1. Un pays aidé et un président qui peine
La Côte d’Ivoire a atteint le point d’achèvement de l’initiative Pays Pauvres Très Endettés (IPPTE) le 26 juin 2012. Sur un stock de 6264 milliards en 2011, l’atteinte du point d’achèvement l’initiative PPTE a permis l’annulation de 80% de la dette ivoirienne actuelle, soit 4080, 90 milliards FCFA. Le stock était de 2283, 86 milliards après l’atteinte du point d’achèvement de l’IPPTE. Le service de la dette est passé de 500 milliards par an à 230 milliards de FCFA. Au niveau des stocks de la dette extérieure sur le PIB, le ratio normal d’un pays est inférieur à 40%. Il est passé en Côte d’Ivoire, de 67% à 18% après l’atteinte du point d’achèvement de l’initiative PPTE. Le stock de la dette extérieure sur l’ensemble des recettes publiques qui devrait être inférieur à 250%, est passé de 351% avant le PPTE, à 99% actuellement. Au niveau de la dette intérieure sur l’exportation qui devait avoir un ratio inférieur à 150%, le ratio est passé de 148% à 36,1%. Le ratio de la dette publique qui ne devait être inférieur qu’à 70%, est passé de 79% à 36,2% après le PPTE.
L’aide de la Banque mondiale à la Côte d’Ivoire illustre bien le soutien qu’apporte la communauté internationale au pays. En effet, l’institution a accompagné tout le processus de sortie de crise de la période 2008-2013 en octroyant 1000 milliards de FCFA à la Côte d’Ivoire pour redynamiser les secteurs clés.
Avec l’atteinte du point d’achèvement de l’IPPTE, c’était une occasion pour les nouvelles autorités de faire entrer le pays dans un cercle vertueux du développement. Mais depuis le 26 juin 2012, le régime Ouattara s’est englué dans un verglas d’endettement sans limite. Le président Ouattara ne tire pas les leçons du passé. Malgré l’aide de ses amis, le président Ouattara peine car il ne trouve pas les solutions aux problèmes des ivoiriens.
2. Les difficultés actuelles du gouvernement
Selon le gouvernement, les taxes sur les produits pétroliers sont en hausse. Ces taxes se sont élevées à 71,4 milliards de FCFA contre 50 milliards en 2012, donc une hausse importante de 40,5%. Les subventions au secteur qui représentaient 2,2 % des recettes fiscales en 2011, ont étés supprimées.

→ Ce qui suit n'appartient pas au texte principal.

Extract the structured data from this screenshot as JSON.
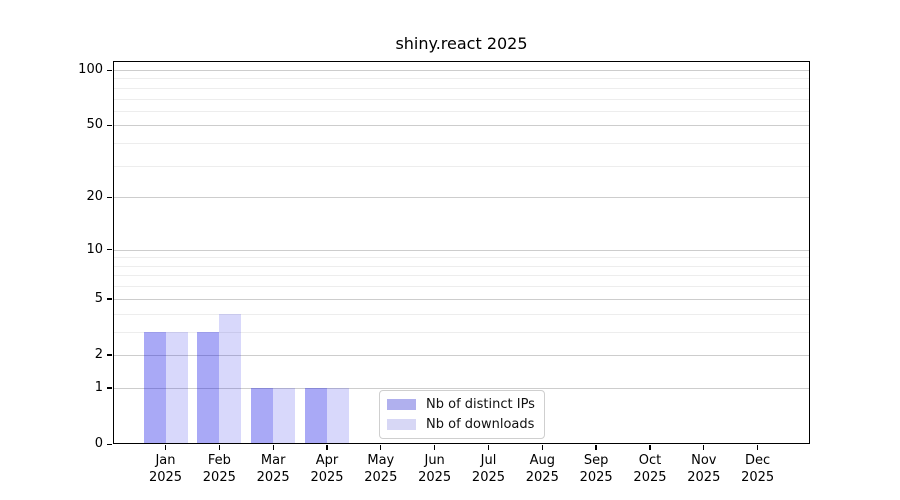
{
  "chart_data": {
    "type": "bar",
    "title": "shiny.react 2025",
    "x_categories": [
      "Jan",
      "Feb",
      "Mar",
      "Apr",
      "May",
      "Jun",
      "Jul",
      "Aug",
      "Sep",
      "Oct",
      "Nov",
      "Dec"
    ],
    "x_year_label": "2025",
    "series": [
      {
        "name": "Nb of distinct IPs",
        "color": "rgba(10,10,228,0.35)",
        "legend_swatch_color": "#b0b0ee",
        "values": [
          3,
          3,
          1,
          1,
          0,
          0,
          0,
          0,
          0,
          0,
          0,
          0
        ]
      },
      {
        "name": "Nb of downloads",
        "color": "rgba(10,10,228,0.16)",
        "legend_swatch_color": "#d7d7f5",
        "values": [
          3,
          4,
          1,
          1,
          0,
          0,
          0,
          0,
          0,
          0,
          0,
          0
        ]
      }
    ],
    "y_scale": "log1p",
    "y_ticks": [
      100,
      50,
      20,
      10,
      5,
      2,
      1,
      0
    ],
    "y_minor_gridlines": [
      3,
      4,
      6,
      7,
      8,
      9,
      30,
      40,
      60,
      70,
      80,
      90
    ],
    "ylim": [
      0,
      112
    ],
    "grid": true,
    "legend_position": "inside lower-center",
    "colors": {
      "major_grid": "#cdcdcd",
      "minor_grid": "#ededed",
      "axis": "#000000",
      "text": "#000000",
      "legend_border": "#cfcfcf",
      "background": "#ffffff"
    }
  }
}
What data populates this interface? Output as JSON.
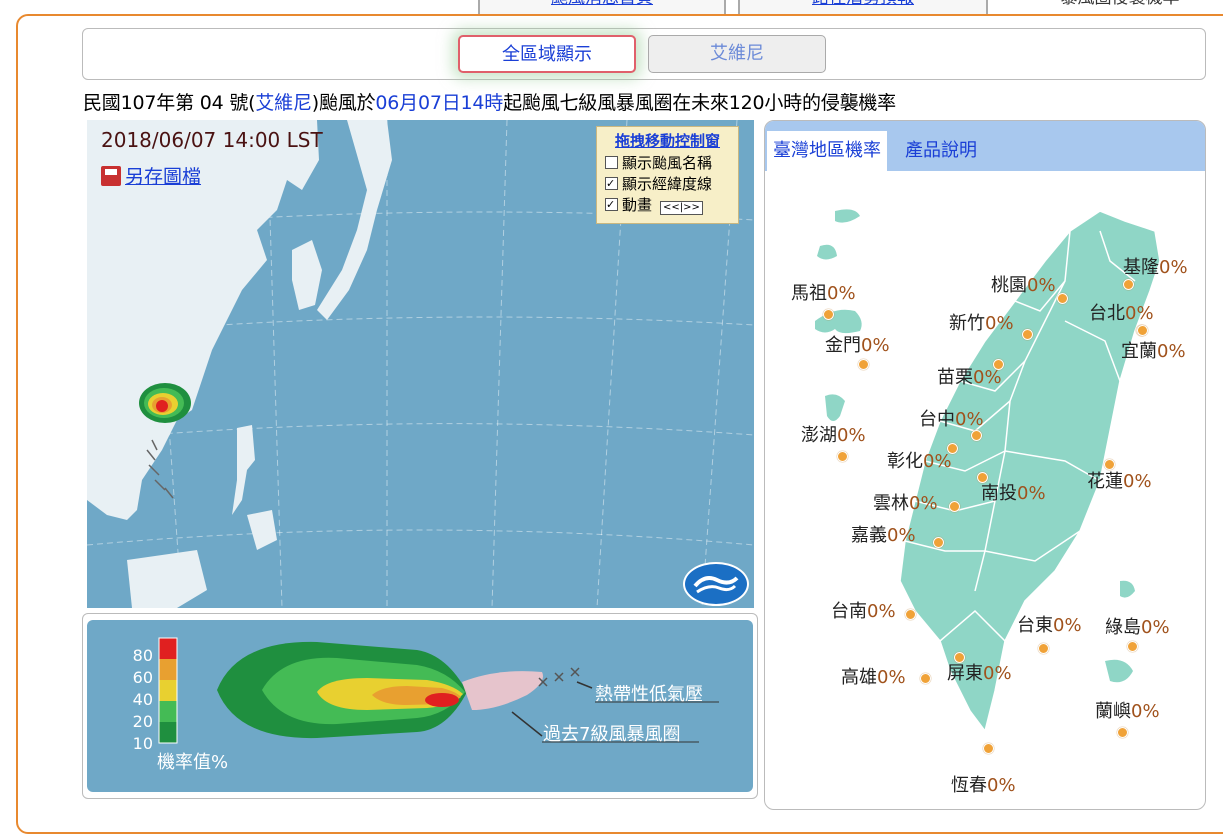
{
  "top_tabs": [
    {
      "label": "颱風消息首頁",
      "active": false
    },
    {
      "label": "路徑潛勢預報",
      "active": false
    },
    {
      "label": "暴風圈侵襲機率",
      "active": true
    }
  ],
  "area_buttons": {
    "all": "全區域顯示",
    "typhoon": "艾維尼"
  },
  "headline": {
    "part1": "民國107年第 04 號(",
    "typhoon_name": "艾維尼",
    "part2": ")颱風於",
    "time": "06月07日14時",
    "part3": "起颱風七級風暴風圈在未來120小時的侵襲機率"
  },
  "map": {
    "timestamp": "2018/06/07 14:00 LST",
    "save_label": "另存圖檔",
    "control": {
      "title": "拖拽移動控制窗",
      "show_name": "顯示颱風名稱",
      "show_name_checked": false,
      "show_grid": "顯示經緯度線",
      "show_grid_checked": true,
      "animation": "動畫",
      "animation_checked": true,
      "anim_button": "<<|>>"
    }
  },
  "legend": {
    "scale_values": [
      "80",
      "60",
      "40",
      "20",
      "10"
    ],
    "scale_colors": [
      "#e02020",
      "#e8a030",
      "#e8d030",
      "#44bb55",
      "#1f8f3f"
    ],
    "scale_label": "機率值%",
    "tropical_low": "熱帶性低氣壓",
    "past_radius": "過去7級風暴風圈"
  },
  "right_panel": {
    "tabs": [
      {
        "label": "臺灣地區機率",
        "active": true
      },
      {
        "label": "產品說明",
        "active": false
      }
    ],
    "places": [
      {
        "name": "馬祖",
        "pct": "0%"
      },
      {
        "name": "金門",
        "pct": "0%"
      },
      {
        "name": "澎湖",
        "pct": "0%"
      },
      {
        "name": "基隆",
        "pct": "0%"
      },
      {
        "name": "桃園",
        "pct": "0%"
      },
      {
        "name": "台北",
        "pct": "0%"
      },
      {
        "name": "新竹",
        "pct": "0%"
      },
      {
        "name": "宜蘭",
        "pct": "0%"
      },
      {
        "name": "苗栗",
        "pct": "0%"
      },
      {
        "name": "台中",
        "pct": "0%"
      },
      {
        "name": "彰化",
        "pct": "0%"
      },
      {
        "name": "南投",
        "pct": "0%"
      },
      {
        "name": "花蓮",
        "pct": "0%"
      },
      {
        "name": "雲林",
        "pct": "0%"
      },
      {
        "name": "嘉義",
        "pct": "0%"
      },
      {
        "name": "台南",
        "pct": "0%"
      },
      {
        "name": "台東",
        "pct": "0%"
      },
      {
        "name": "綠島",
        "pct": "0%"
      },
      {
        "name": "高雄",
        "pct": "0%"
      },
      {
        "name": "屏東",
        "pct": "0%"
      },
      {
        "name": "蘭嶼",
        "pct": "0%"
      },
      {
        "name": "恆春",
        "pct": "0%"
      }
    ]
  }
}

Désormais c’est la mise en œuvre du mécanisme de fixation automatique des prix des produits pétroliers qui a permis de réduire de façon significatives les subventions apportées par l’Etat.

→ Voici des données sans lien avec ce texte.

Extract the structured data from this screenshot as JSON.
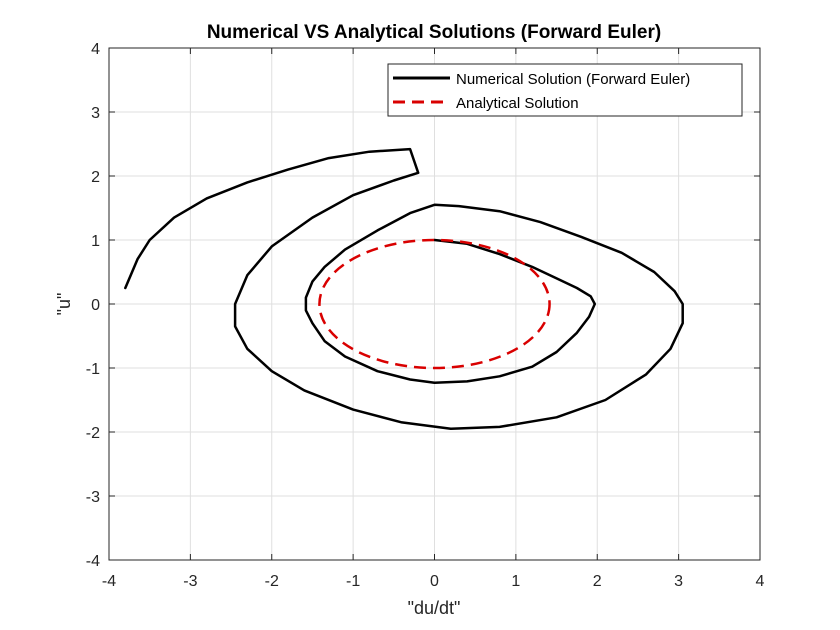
{
  "chart_data": {
    "type": "line",
    "title": "Numerical VS Analytical Solutions (Forward Euler)",
    "xlabel": "\"du/dt\"",
    "ylabel": "\"u\"",
    "xlim": [
      -4,
      4
    ],
    "ylim": [
      -4,
      4
    ],
    "xticks": [
      "-4",
      "-3",
      "-2",
      "-1",
      "0",
      "1",
      "2",
      "3",
      "4"
    ],
    "yticks": [
      "-4",
      "-3",
      "-2",
      "-1",
      "0",
      "1",
      "2",
      "3",
      "4"
    ],
    "grid": true,
    "legend_position": "top-right",
    "series": [
      {
        "name": "Numerical Solution (Forward Euler)",
        "color": "#000000",
        "style": "solid",
        "points": [
          [
            0,
            1
          ],
          [
            0.4,
            0.94
          ],
          [
            0.8,
            0.78
          ],
          [
            1.2,
            0.58
          ],
          [
            1.5,
            0.4
          ],
          [
            1.75,
            0.25
          ],
          [
            1.92,
            0.12
          ],
          [
            1.97,
            0.0
          ],
          [
            1.9,
            -0.2
          ],
          [
            1.75,
            -0.45
          ],
          [
            1.5,
            -0.75
          ],
          [
            1.2,
            -0.98
          ],
          [
            0.8,
            -1.13
          ],
          [
            0.4,
            -1.21
          ],
          [
            0,
            -1.23
          ],
          [
            -0.3,
            -1.18
          ],
          [
            -0.7,
            -1.05
          ],
          [
            -1.1,
            -0.82
          ],
          [
            -1.35,
            -0.58
          ],
          [
            -1.5,
            -0.3
          ],
          [
            -1.58,
            -0.1
          ],
          [
            -1.58,
            0.1
          ],
          [
            -1.5,
            0.35
          ],
          [
            -1.35,
            0.58
          ],
          [
            -1.1,
            0.85
          ],
          [
            -0.7,
            1.15
          ],
          [
            -0.3,
            1.42
          ],
          [
            0,
            1.55
          ],
          [
            0.3,
            1.53
          ],
          [
            0.8,
            1.45
          ],
          [
            1.3,
            1.28
          ],
          [
            1.8,
            1.05
          ],
          [
            2.3,
            0.8
          ],
          [
            2.7,
            0.5
          ],
          [
            2.95,
            0.2
          ],
          [
            3.05,
            0.0
          ],
          [
            3.05,
            -0.3
          ],
          [
            2.9,
            -0.7
          ],
          [
            2.6,
            -1.1
          ],
          [
            2.1,
            -1.5
          ],
          [
            1.5,
            -1.77
          ],
          [
            0.8,
            -1.92
          ],
          [
            0.2,
            -1.95
          ],
          [
            -0.4,
            -1.85
          ],
          [
            -1.0,
            -1.65
          ],
          [
            -1.6,
            -1.35
          ],
          [
            -2.0,
            -1.05
          ],
          [
            -2.3,
            -0.7
          ],
          [
            -2.45,
            -0.35
          ],
          [
            -2.45,
            0.0
          ],
          [
            -2.3,
            0.45
          ],
          [
            -2.0,
            0.9
          ],
          [
            -1.5,
            1.35
          ],
          [
            -1.0,
            1.7
          ],
          [
            -0.5,
            1.93
          ],
          [
            -0.2,
            2.05
          ],
          [
            -0.3,
            2.42
          ],
          [
            -0.8,
            2.38
          ],
          [
            -1.3,
            2.28
          ],
          [
            -1.8,
            2.1
          ],
          [
            -2.3,
            1.9
          ],
          [
            -2.8,
            1.65
          ],
          [
            -3.2,
            1.35
          ],
          [
            -3.5,
            1.0
          ],
          [
            -3.65,
            0.7
          ],
          [
            -3.8,
            0.25
          ]
        ]
      },
      {
        "name": "Analytical Solution",
        "color": "#d90000",
        "style": "dashed",
        "shape": "ellipse",
        "center": [
          0,
          0
        ],
        "x_radius": 1.414,
        "y_radius": 1.0
      }
    ]
  }
}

Et pourtant, l’Etat n’arrive pas à payer ses fonctionnaires avec ses propres ressources. Le mois passé, il a même fait un emprunt de 100 milliards de FCFA auprès du Congo. Les caisses de l’Etat sont vides. Fin novembre 2013, pour le paiement des intérêts semestriels et pour le remboursement total du capital de son emprunt obligataire dénommé TPCI 6,25% 2010-2013 pour un montant global de plus de 66 milliards FCFA (environ 132 millions de dollars), le gouvernement était obligé de lancer sur le marché financier de l’UEMOA, un emprunt obligataire par appel public à l’épargne dénommé « TPCI 6,30% 2013 – 2018 ». D’un montant indicatif de 91 milliards de francs CFA, cet emprunt est rémunéré au taux d’intérêt de 6,30% l’an sur une durée de 6 ans, net d’impôt pour les résidents de Côte d’Ivoire. Depuis que le Président Ouattara est aux affaires, l’Etat ivoirien a sollicité plus de six fois le marché financier régional pour un montant supérieur à 400 milliards de FCFA. C’est la grande fièvre obligataire sous le président Ouattara. Il s’endette pour rembourser ses dettes. Depuis le début des années 2000, les pays africains optent en général pour les marchés régionaux à cause du risque de change qui peut peser très fortement sur les débiteurs, par exemple, lorsque la dette est libellée en dollars et que la monnaie locale s’effondre. Mais ces opérations présentent aussi des inconvénients, notamment par rapport aux prêts des bailleurs : les maturités sont courtes, il n’y a pas de période de grâce, les taux d’intérêt sont relativement élevés ; ce qui représente une charge plus importante pour les finances publiques.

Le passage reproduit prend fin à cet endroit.